Helga Hirsch wollte auf Nachfrage dem Interview, das sie am Mittwoch dem Deutschlandradio Kultur gegeben hatte, nichts mehr hinzufügen. Darin nannte sie als »eigentlichen Grund« für die Austritte der ausländischen Kollegen den »enormen Druck«, der dadurch entstehe, dass diese ihre Nation allein zu vertreten hätten.

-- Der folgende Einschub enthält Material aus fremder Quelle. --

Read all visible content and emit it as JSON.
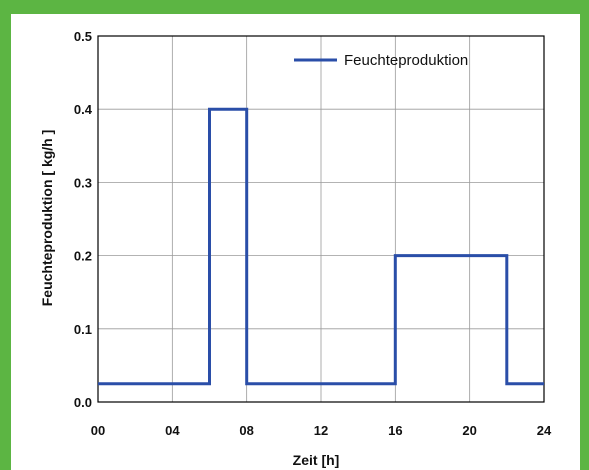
{
  "colors": {
    "frame_border": "#5cb543",
    "series_line": "#2a4ea8",
    "grid": "#9a9a9a",
    "axis": "#000000"
  },
  "chart_data": {
    "type": "line",
    "title": "",
    "xlabel": "Zeit [h]",
    "ylabel": "Feuchteproduktion [ kg/h ]",
    "xlim": [
      0,
      24
    ],
    "ylim": [
      0,
      0.5
    ],
    "grid": true,
    "legend_position": "top-right",
    "x_tick_labels": [
      "00",
      "04",
      "08",
      "12",
      "16",
      "20",
      "24"
    ],
    "x_ticks": [
      0,
      4,
      8,
      12,
      16,
      20,
      24
    ],
    "y_tick_labels": [
      "0.0",
      "0.1",
      "0.2",
      "0.3",
      "0.4",
      "0.5"
    ],
    "y_ticks": [
      0,
      0.1,
      0.2,
      0.3,
      0.4,
      0.5
    ],
    "series": [
      {
        "name": "Feuchteproduktion",
        "step": true,
        "x": [
          0,
          6,
          6,
          8,
          8,
          16,
          16,
          22,
          22,
          24
        ],
        "y": [
          0.025,
          0.025,
          0.4,
          0.4,
          0.025,
          0.025,
          0.2,
          0.2,
          0.025,
          0.025
        ]
      }
    ]
  }
}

Gleichzeitig plädierte Hirsch für den Rücktritt des Stiftungsdirektors Manfred Kittel. »Solange eine Leitung nicht im Stande ist, politischen Gegenwind auszuhalten, solange wird dieses Projekt nicht von der Stelle kommen.« Inhaltliche Differenzen scheint es zwischen den beiden nicht zu geben. Hirsch, früher aktiv in der Studentenbewegung, teilt mit Kittel die Überzeugung, dass das Thema Vertreibung nach 1968 zu Unrecht »zurückgedrängt« worden sei. »Wer Schuld hat, darf nicht über Leid reden«, habe auch sie selbst damals gesagt. Kittel könne nicht vermitteln: »Das Thema an sich ist nicht schmutzig.« Mit dieser Überzeugung wandelte sich Hirsch zur Verbündeten von Erika Steinbach und engagierte sich auch für das »Zentrum gegen Vertreibungen« des BdV.

»In die rechte Ecke«

Der Rücktritt Kaiserovás veranlasste das Stiftungsratsmitglied Angelica Schwall-Düren und Wolfgang Thierse (beide SPD) dazu, in einer Mitteilung zu fordern: »Es ist an der Zeit, dass dieses Gremium mit Wissenschaftlern besetzt wird, die sich historisch fundiert und kritisch mit der Geschichte von Flucht, Zwangsmigrationen und Vertreibungen auseinandersetzen statt mehrheitlich den Ansprüchen des BdV zu entsprechen.« Da fühlte Hirsch sich offenbar angesprochen: Es sei »das alte Spiel«, dass diejenigen, die sich engagierten, »in die rechte Ecke getrieben« würden. Dabei habe die SPD doch das Gesetz für die Stiftung als staatliche Institution gebilligt.

Sollte Erika Steinbach über die Entscheidung Hirschs zürnen, so verstand sie es, ihren Ärger im Zaum zu halten. Im Deutschlandradio Kultur attestierte sie Hirsch lediglich »ein Stück Ungeduld«.